Effect of chunk size (temporal context window)
The autoregressive gaze decoder attends to all prior frames within a chunk. Reducing chunk size limits how far back it looks, which should speed up inference — but how much does it matter in practice?
| Chunk size | AutoGaze | VideoMAE | Total | LPIPS |
|---|---|---|---|---|
| 2 | ~153 ms/frame | ~18 ms/frame | ~171 ms/frame | 0.095 |
| 4 | ~149 ms/frame | ~17 ms/frame | ~166 ms/frame | 0.094 |
| 8 | ~151 ms/frame | ~21 ms/frame | ~172 ms/frame | 0.095 |
| 16 | ~168 ms/frame | ~30 ms/frame | ~198 ms/frame | 0.096 |
AutoGaze latency is nearly flat across chunk sizes — the bottleneck is the number of gaze tokens generated per frame, not the context window. VideoMAE does benefit from smaller chunks (30ms→17ms/frame from chunk 16→4), because it reconstructs all frames in a chunk jointly. LPIPS is stable throughout, confirming that reducing the context window doesn’t hurt reconstruction quality. Chunk size 4 is the practical recommendation: same quality, ~30ms/frame faster total.
Chapter 8: What’s Next
The immediate application is building this into the E2E video pipeline. Rather than feeding full dense patch sequences to a vision backbone, we can run AutoGaze first and only process the selected patches — which at 3.7% selection on driving data would be a very significant compute saving.
A few open questions:
- Does the patch selection preserve what matters for driving? Vehicles, pedestrians, and lane markings might not be well-represented at 3.7% coverage. Worth checking by overlaying gaze masks on semantically labeled frames.

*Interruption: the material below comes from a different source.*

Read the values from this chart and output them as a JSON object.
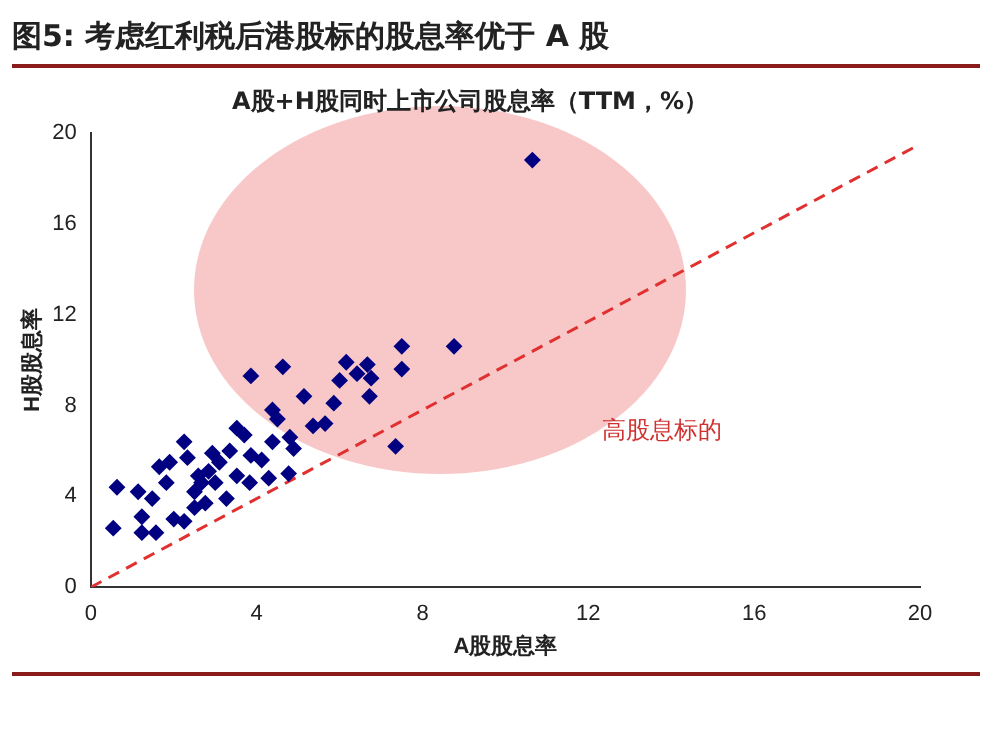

- Does the causal streaming mode help at inference? The model supports KV-cache streaming — useful if we want per-frame gaze decisions without reprocessing the full 16-frame window.
- Latency at scale. AutoGaze at chunk_size=4 runs at ~150ms/frame on an RTX 3090. With 6 cameras this would need to run in parallel or be optimized significantly for real-time use.
The code for the inference pipeline and visualization is at vid_comp (GitHub).